Solution 1: Add $1$ vertex to each part $A$ and $B$ and connect it to all vertices in the opposite part. The resulting graph $G'$ has minimum degree at least $n/2-1+1=n/2$, so by Hall's theorem $G'$ has a perfect matching $M'$ with $n+1$ edges. At most $2$ of these edges are adjacent to the new vertices we added, so removing these edges we obtain a matching $M$ for $G$ of size at least $n-1$.
Solution 2: Add $2$ vertices to each part $A$ and $B$ and connect each to all vertices in the opposite part. The resulting graph $G'$ has min degree at least $n/2-1+2=n/2+1$, so by Hall's theorem $G'$ has a perfect matching $M'$ with $n+2$ edges. At most $4$ of these edges are adjacent to the new vertices, so removing these edges we obtain a matching $M$ for $G$ of size at least $n-2$.
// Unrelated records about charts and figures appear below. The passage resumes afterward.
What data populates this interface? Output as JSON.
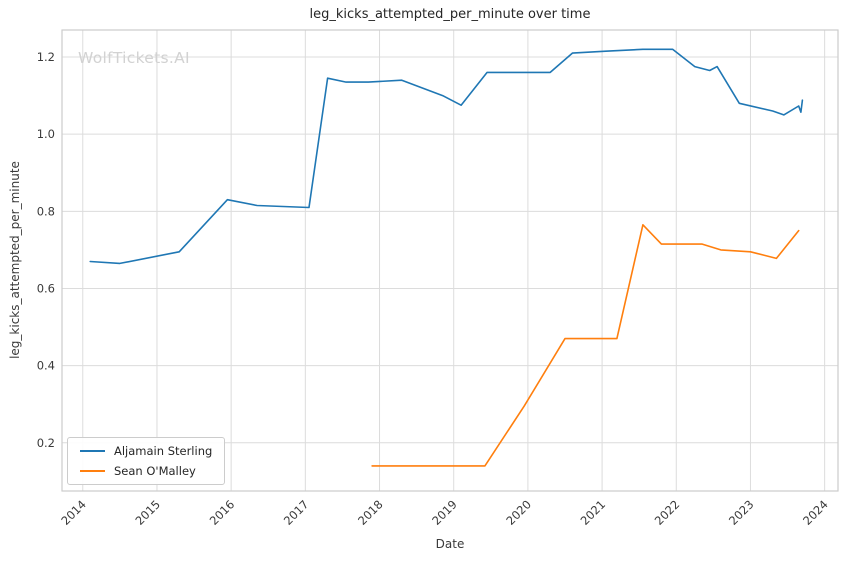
{
  "watermark": "WolfTickets.AI",
  "chart_data": {
    "type": "line",
    "title": "leg_kicks_attempted_per_minute over time",
    "xlabel": "Date",
    "ylabel": "leg_kicks_attempted_per_minute",
    "xlim": [
      2013.72,
      2024.18
    ],
    "ylim": [
      0.075,
      1.27
    ],
    "x_ticks": [
      2014,
      2015,
      2016,
      2017,
      2018,
      2019,
      2020,
      2021,
      2022,
      2023,
      2024
    ],
    "y_ticks": [
      0.2,
      0.4,
      0.6,
      0.8,
      1.0,
      1.2
    ],
    "grid": true,
    "grid_color": "#dcdcdc",
    "border_color": "#cccccc",
    "legend_position": "lower left",
    "series": [
      {
        "name": "Aljamain Sterling",
        "color": "#1f77b4",
        "points": [
          [
            2014.1,
            0.67
          ],
          [
            2014.5,
            0.665
          ],
          [
            2015.3,
            0.695
          ],
          [
            2015.95,
            0.83
          ],
          [
            2016.35,
            0.815
          ],
          [
            2017.05,
            0.81
          ],
          [
            2017.3,
            1.145
          ],
          [
            2017.55,
            1.135
          ],
          [
            2017.85,
            1.135
          ],
          [
            2018.3,
            1.14
          ],
          [
            2018.85,
            1.1
          ],
          [
            2019.1,
            1.075
          ],
          [
            2019.45,
            1.16
          ],
          [
            2019.95,
            1.16
          ],
          [
            2020.3,
            1.16
          ],
          [
            2020.6,
            1.21
          ],
          [
            2021.05,
            1.215
          ],
          [
            2021.55,
            1.22
          ],
          [
            2021.95,
            1.22
          ],
          [
            2022.25,
            1.175
          ],
          [
            2022.45,
            1.165
          ],
          [
            2022.55,
            1.175
          ],
          [
            2022.85,
            1.08
          ],
          [
            2023.3,
            1.06
          ],
          [
            2023.45,
            1.05
          ],
          [
            2023.65,
            1.073
          ],
          [
            2023.68,
            1.057
          ],
          [
            2023.7,
            1.088
          ]
        ]
      },
      {
        "name": "Sean O'Malley",
        "color": "#ff7f0e",
        "points": [
          [
            2017.9,
            0.14
          ],
          [
            2018.35,
            0.14
          ],
          [
            2018.85,
            0.14
          ],
          [
            2019.15,
            0.14
          ],
          [
            2019.42,
            0.14
          ],
          [
            2019.95,
            0.295
          ],
          [
            2020.5,
            0.47
          ],
          [
            2020.8,
            0.47
          ],
          [
            2021.2,
            0.47
          ],
          [
            2021.55,
            0.765
          ],
          [
            2021.8,
            0.715
          ],
          [
            2022.1,
            0.715
          ],
          [
            2022.35,
            0.715
          ],
          [
            2022.6,
            0.7
          ],
          [
            2023.0,
            0.695
          ],
          [
            2023.35,
            0.678
          ],
          [
            2023.65,
            0.75
          ]
        ]
      }
    ]
  }
}
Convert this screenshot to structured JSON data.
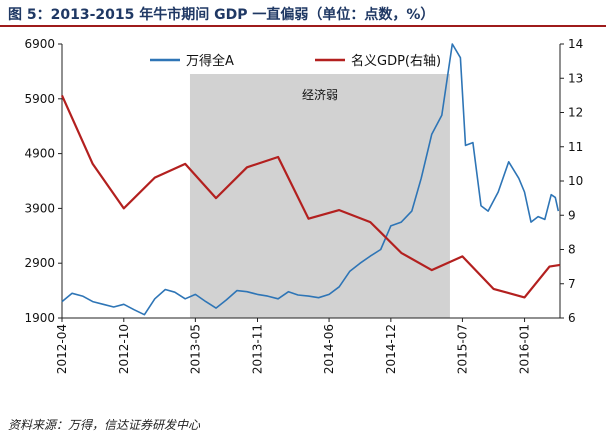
{
  "title": "图 5：2013-2015 年牛市期间 GDP 一直偏弱（单位：点数，%）",
  "source": "资料来源：万得，信达证券研发中心",
  "chart_data": {
    "type": "line",
    "annotation": "经济弱",
    "shaded_period": [
      "2013-04-15",
      "2015-05-25"
    ],
    "xlim": [
      "2012-04-01",
      "2016-04-15"
    ],
    "x_ticks": [
      "2012-04",
      "2012-10",
      "2013-05",
      "2013-11",
      "2014-06",
      "2014-12",
      "2015-07",
      "2016-01"
    ],
    "y_left": {
      "ylim": [
        1900,
        6900
      ],
      "ticks": [
        "1900",
        "2900",
        "3900",
        "4900",
        "5900",
        "6900"
      ]
    },
    "y_right": {
      "ylim": [
        6,
        14
      ],
      "ticks": [
        "6",
        "7",
        "8",
        "9",
        "10",
        "11",
        "12",
        "13",
        "14"
      ]
    },
    "legend": {
      "placement": "top"
    },
    "series": [
      {
        "name": "万得全A",
        "axis": "left",
        "color": "#2e75b6",
        "points": [
          [
            "2012-04-01",
            2200
          ],
          [
            "2012-05-01",
            2350
          ],
          [
            "2012-06-01",
            2300
          ],
          [
            "2012-07-01",
            2200
          ],
          [
            "2012-08-01",
            2150
          ],
          [
            "2012-09-01",
            2100
          ],
          [
            "2012-10-01",
            2150
          ],
          [
            "2012-11-01",
            2050
          ],
          [
            "2012-12-01",
            1960
          ],
          [
            "2013-01-01",
            2250
          ],
          [
            "2013-02-01",
            2420
          ],
          [
            "2013-03-01",
            2370
          ],
          [
            "2013-04-01",
            2250
          ],
          [
            "2013-05-01",
            2330
          ],
          [
            "2013-06-01",
            2200
          ],
          [
            "2013-07-01",
            2080
          ],
          [
            "2013-08-01",
            2230
          ],
          [
            "2013-09-01",
            2400
          ],
          [
            "2013-10-01",
            2380
          ],
          [
            "2013-11-01",
            2330
          ],
          [
            "2013-12-01",
            2300
          ],
          [
            "2014-01-01",
            2250
          ],
          [
            "2014-02-01",
            2380
          ],
          [
            "2014-03-01",
            2320
          ],
          [
            "2014-04-01",
            2300
          ],
          [
            "2014-05-01",
            2270
          ],
          [
            "2014-06-01",
            2330
          ],
          [
            "2014-07-01",
            2470
          ],
          [
            "2014-08-01",
            2750
          ],
          [
            "2014-09-01",
            2900
          ],
          [
            "2014-10-01",
            3030
          ],
          [
            "2014-11-01",
            3150
          ],
          [
            "2014-12-01",
            3580
          ],
          [
            "2015-01-01",
            3650
          ],
          [
            "2015-02-01",
            3850
          ],
          [
            "2015-03-01",
            4450
          ],
          [
            "2015-04-01",
            5250
          ],
          [
            "2015-05-01",
            5600
          ],
          [
            "2015-06-01",
            6900
          ],
          [
            "2015-06-25",
            6650
          ],
          [
            "2015-07-10",
            5050
          ],
          [
            "2015-08-01",
            5100
          ],
          [
            "2015-08-25",
            3950
          ],
          [
            "2015-09-15",
            3850
          ],
          [
            "2015-10-15",
            4200
          ],
          [
            "2015-11-15",
            4750
          ],
          [
            "2015-12-15",
            4450
          ],
          [
            "2016-01-01",
            4200
          ],
          [
            "2016-01-20",
            3650
          ],
          [
            "2016-02-10",
            3750
          ],
          [
            "2016-03-01",
            3700
          ],
          [
            "2016-03-20",
            4150
          ],
          [
            "2016-04-01",
            4100
          ],
          [
            "2016-04-10",
            3850
          ]
        ]
      },
      {
        "name": "名义GDP(右轴)",
        "axis": "right",
        "color": "#b3201f",
        "points": [
          [
            "2012-04-01",
            12.5
          ],
          [
            "2012-07-01",
            10.5
          ],
          [
            "2012-10-01",
            9.2
          ],
          [
            "2013-01-01",
            10.1
          ],
          [
            "2013-04-01",
            10.5
          ],
          [
            "2013-07-01",
            9.5
          ],
          [
            "2013-10-01",
            10.4
          ],
          [
            "2014-01-01",
            10.7
          ],
          [
            "2014-04-01",
            8.9
          ],
          [
            "2014-07-01",
            9.15
          ],
          [
            "2014-10-01",
            8.8
          ],
          [
            "2015-01-01",
            7.9
          ],
          [
            "2015-04-01",
            7.4
          ],
          [
            "2015-07-01",
            7.8
          ],
          [
            "2015-10-01",
            6.85
          ],
          [
            "2016-01-01",
            6.6
          ],
          [
            "2016-03-15",
            7.5
          ],
          [
            "2016-04-15",
            7.55
          ]
        ]
      }
    ]
  }
}
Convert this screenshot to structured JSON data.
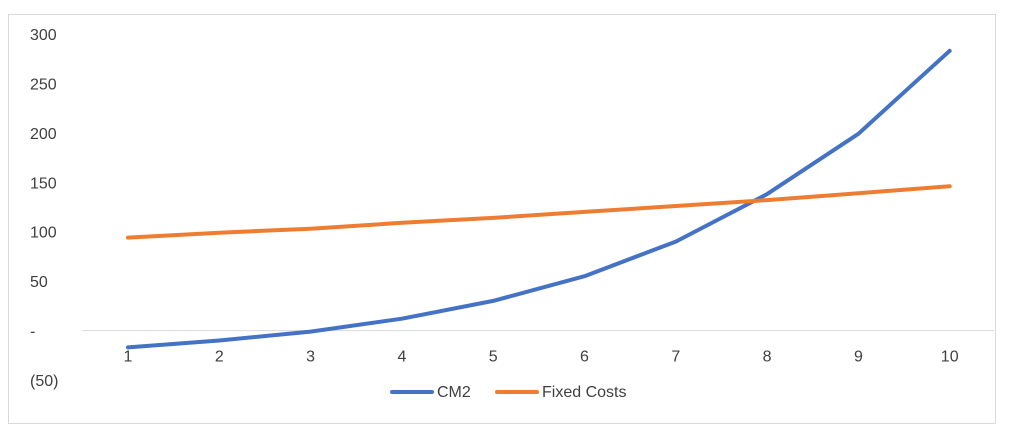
{
  "chart_data": {
    "type": "line",
    "title": "",
    "xlabel": "",
    "ylabel": "",
    "categories": [
      "1",
      "2",
      "3",
      "4",
      "5",
      "6",
      "7",
      "8",
      "9",
      "10"
    ],
    "x": [
      1,
      2,
      3,
      4,
      5,
      6,
      7,
      8,
      9,
      10
    ],
    "ylim": [
      -50,
      300
    ],
    "y_ticks": [
      300,
      250,
      200,
      150,
      100,
      50,
      0,
      -50
    ],
    "y_tick_labels": [
      "300",
      "250",
      "200",
      "150",
      "100",
      "50",
      "-",
      "(50)"
    ],
    "grid": false,
    "legend_position": "bottom",
    "series": [
      {
        "name": "CM2",
        "color": "#4472c4",
        "values": [
          -17,
          -10,
          -1,
          12,
          30,
          55,
          90,
          138,
          199,
          283
        ]
      },
      {
        "name": "Fixed Costs",
        "color": "#ed7d31",
        "values": [
          94,
          99,
          103,
          109,
          114,
          120,
          126,
          132,
          139,
          146
        ]
      }
    ]
  }
}
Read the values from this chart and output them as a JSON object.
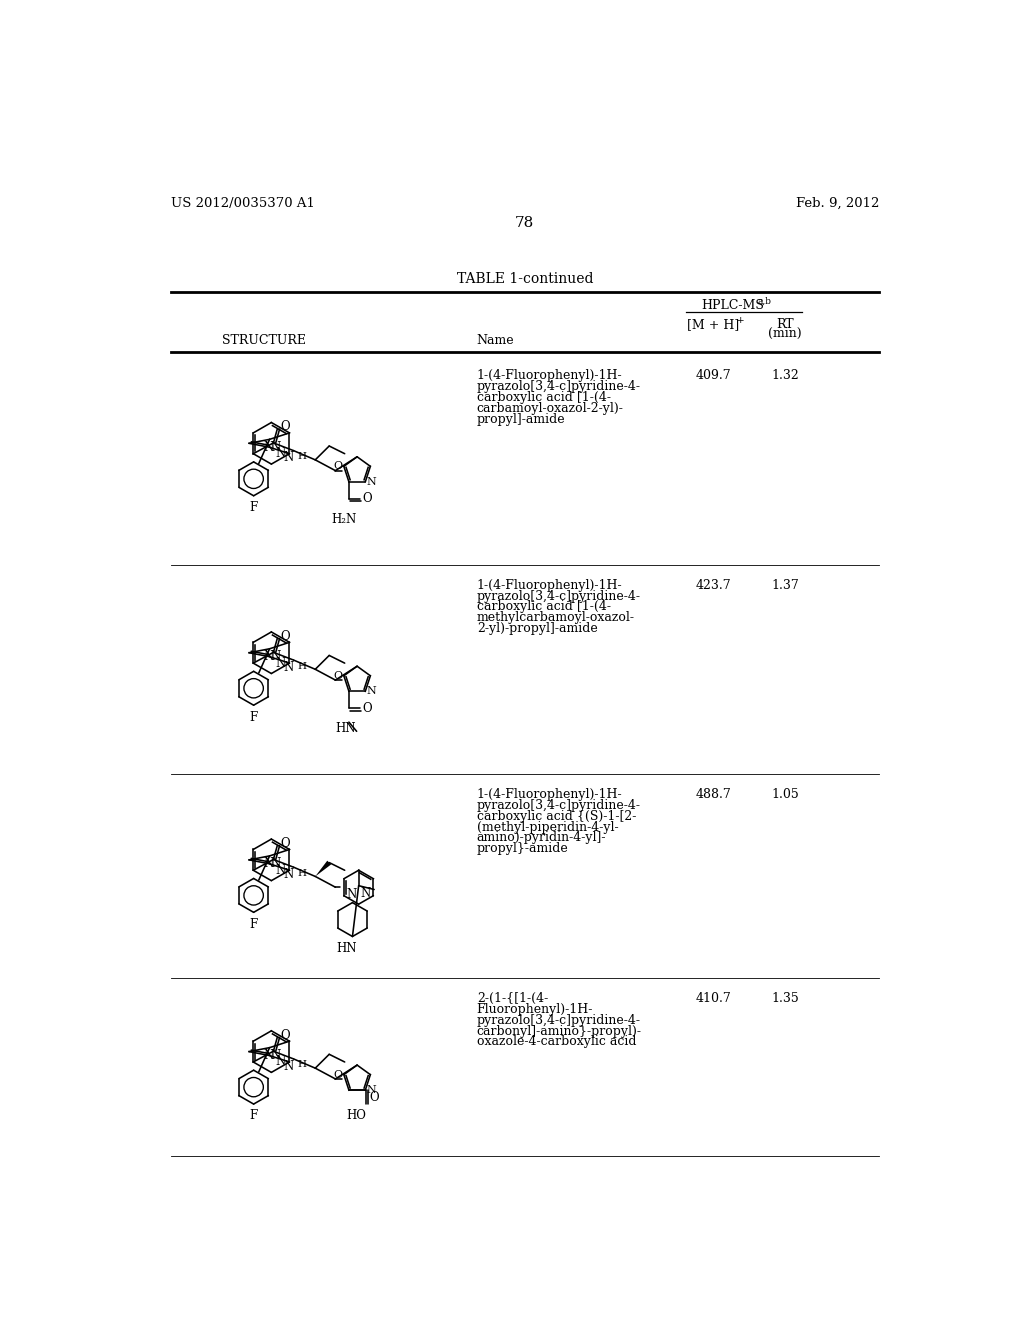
{
  "background_color": "#ffffff",
  "header_left": "US 2012/0035370 A1",
  "header_right": "Feb. 9, 2012",
  "page_number": "78",
  "table_title": "TABLE 1-continued",
  "rows": [
    {
      "mh_val": "409.7",
      "rt_val": "1.32",
      "name_lines": [
        "1-(4-Fluorophenyl)-1H-",
        "pyrazolo[3,4-c]pyridine-4-",
        "carboxylic acid [1-(4-",
        "carbamoyl-oxazol-2-yl)-",
        "propyl]-amide"
      ]
    },
    {
      "mh_val": "423.7",
      "rt_val": "1.37",
      "name_lines": [
        "1-(4-Fluorophenyl)-1H-",
        "pyrazolo[3,4-c]pyridine-4-",
        "carboxylic acid [1-(4-",
        "methylcarbamoyl-oxazol-",
        "2-yl)-propyl]-amide"
      ]
    },
    {
      "mh_val": "488.7",
      "rt_val": "1.05",
      "name_lines": [
        "1-(4-Fluorophenyl)-1H-",
        "pyrazolo[3,4-c]pyridine-4-",
        "carboxylic acid {(S)-1-[2-",
        "(methyl-piperidin-4-yl-",
        "amino)-pyridin-4-yl]-",
        "propyl}-amide"
      ]
    },
    {
      "mh_val": "410.7",
      "rt_val": "1.35",
      "name_lines": [
        "2-(1-{[1-(4-",
        "Fluorophenyl)-1H-",
        "pyrazolo[3,4-c]pyridine-4-",
        "carbonyl]-amino}-propyl)-",
        "oxazole-4-carboxylic acid"
      ]
    }
  ]
}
The second gives the desired result but why does the first one suggest a better bound?
Edit: In the above I am using the following theorem: "If $G$ is bipartite with parts $|A|=|B|=n$ and minimum degree at least $n/2$ then $G$ has a perfect matching." This can be shown from the usual Hall's theorem: "If $G$ is bipartite with parts $A$, $B$, then $G$ has a matching covering all of $A$ if and only if $|N(S)|\geq |S|$ for all $S\subseteq A$.
In Solution 1 you need $G'$ to have minimum degree at least $(n+1)/2.$ If $n$ is odd this works because $\delta(G)\ge\lceil n/2-1\rceil=(n-1)/2$ in that case, but for even $n$ it fails.
The argument in Solution 1 actually shows that, if $G$ is a bipartite graph with parts $A,B$ such that $|A|=|B|=n,$ and with minimum degree at least $(n-1)/2,$ then $G$ contains a matching of size $n-1.$